October 11, 2019
Eight former Daily Egyptian staff members to be inducted into newspaper’s Hall of Fame
CARBONDALE, Ill. — Eight former staff members of the Daily Egyptian, Southern Illinois University Carbondale’s student-produced newspaper, will be inducted into the newspaper’s Hall of Fame next weekend.
The inductees include a Pulitzer Prize-winning photojournalist, an author and chief investigative reporter for a television station in Nashville, Tennessee, and an enterprise reporter at the Washington Post.
The newspaper’s Hall of Fame began a few years ago, Eric Fidler, the Daily Egyptian’s faculty managing editor said. The newspaper’s policy and review board approves the nominees. The criteria for nomination requires that the former Daily Egyptian staff members have distinguished themselves since leaving the paper’s newsroom.
“It’s good to see the success so many of our alumni have had, and how work at the DE has prepared them for that,” Fidler said.
The inductees will receive plaques at an Oct. 19 tailgate celebration hosted by the Daily Egyptian and the College of Mass Communication and Media Arts.
Inductees followed varied professional career paths
The 2019 inductees, in alphabetical order, are:
- Jayette Bolinski is the deputy communications director at the Illinois comptroller’s office. Bolinski previously served as a reporter and State Journal-Register editorial page editor. She is a former DE reporter and editor-in-chief.

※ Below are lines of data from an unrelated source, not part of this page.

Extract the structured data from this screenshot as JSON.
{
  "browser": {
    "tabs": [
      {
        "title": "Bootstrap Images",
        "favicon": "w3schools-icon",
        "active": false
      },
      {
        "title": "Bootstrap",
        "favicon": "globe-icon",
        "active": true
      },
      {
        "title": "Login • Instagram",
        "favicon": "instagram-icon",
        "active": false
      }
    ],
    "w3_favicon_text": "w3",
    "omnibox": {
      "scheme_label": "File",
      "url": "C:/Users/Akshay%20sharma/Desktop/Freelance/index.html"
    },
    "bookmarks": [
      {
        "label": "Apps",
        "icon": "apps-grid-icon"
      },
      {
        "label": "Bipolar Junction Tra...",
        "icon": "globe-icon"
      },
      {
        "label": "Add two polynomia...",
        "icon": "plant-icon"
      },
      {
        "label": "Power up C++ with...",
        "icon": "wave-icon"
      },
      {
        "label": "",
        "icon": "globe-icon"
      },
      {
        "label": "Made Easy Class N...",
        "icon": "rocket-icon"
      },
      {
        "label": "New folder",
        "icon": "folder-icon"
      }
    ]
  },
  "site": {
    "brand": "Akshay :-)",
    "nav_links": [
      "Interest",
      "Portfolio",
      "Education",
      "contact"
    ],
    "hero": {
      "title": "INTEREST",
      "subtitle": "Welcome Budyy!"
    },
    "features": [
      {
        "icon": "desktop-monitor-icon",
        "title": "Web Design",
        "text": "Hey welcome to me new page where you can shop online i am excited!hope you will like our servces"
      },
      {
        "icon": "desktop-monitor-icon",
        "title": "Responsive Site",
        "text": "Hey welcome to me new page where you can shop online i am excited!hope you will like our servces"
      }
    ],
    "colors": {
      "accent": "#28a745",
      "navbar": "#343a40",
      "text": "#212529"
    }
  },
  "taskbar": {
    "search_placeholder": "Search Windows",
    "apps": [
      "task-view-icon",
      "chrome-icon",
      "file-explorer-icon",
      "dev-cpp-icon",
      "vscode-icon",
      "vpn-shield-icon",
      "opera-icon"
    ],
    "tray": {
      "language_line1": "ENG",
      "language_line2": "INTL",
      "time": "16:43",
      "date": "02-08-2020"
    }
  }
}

- Marc Chase has worked for Lee Enterprises newspaper chain for 21 years, including five years as a criminal justice and then investigative reporter for the Quad-City Times in Davenport, Iowa. He has served in several capacities the last 16 years for The Times of Northwest Indiana, where he is now the executive editor.
- Jeremy Finley, former DE reporter, is the chief investigative reporter at WSMV-TV in Nashville, Tennessee. A multiple regional Emmy and Edward R. Murrow Award recipient, he also is a national Murrow Award winner. In addition, Finley is the author of two books, “The Darkest Time of Night” and “The Dark Above.”
- Kendra Helmer, a former DE editor-in-chief, leads the strategic communications team for the U.S. Agency for International Development’s Office of Transition Initiatives. Helmer previously was an overseas journalist with Stars & Stripes. Her photographs have been published in the New York Times and in books about the war in Iraq.
- David Mahsman, a former DE reporter, retired in 2016 after serving more than 30 years in various executive positions for The Lutheran Church—Missouri Synod. He spent 20 years as director of news and information and executive editor of its two national periodicals, a magazine and a newspaper. Before attending seminary and being ordained into the Lutheran ministry, Mahsman was an award-winning reporter for the Daily Herald in Arlington Heights.
- Mike Rosenwald, a former DE reporter, is an enterprise reporter at The Washington Post. Before joining The Post in 2004, he was a reporter at The Boston Globe. He has also written for The New Yorker, Esquire, The Economist and the Columbia Journalism Review. Rosenwald was a finalist for the National Magazine Award in feature writing.
- John Patterson, a former DE reporter, was an award-winning Illinois statehouse reporter for nearly 15 years working for the (suburban Chicago) Daily Herald and before that Lee Enterprises. He is now spokesman and strategic media adviser for Illinois Senate President John Cullerton.
- Scott Shaw, a former DE photojournalist who is a freelance photographer, won the 1988 Pulitzer Prize for his internationally recognized photograph of Jessica McClure after her October 1987 rescue from an abandoned water well. At the time, Shaw was a photographer for the Odessa American newspaper in Texas. He later worked as a photojournalist at the Cleveland Plain Dealer.
DE celebrating anniversary
First published on Oct. 28, 1916, the Daily Egyptian is celebrating its 103rd anniversary this month. The newspaper is now printed once a week but operates daily online at dailyegyptian.com. The paper recently earned a third consecutive nomination for an Online Pacemaker by the Associated Collegiate Press. The Daily Egyptian is going for a third straight title after earning the award in both 2017 and 2018.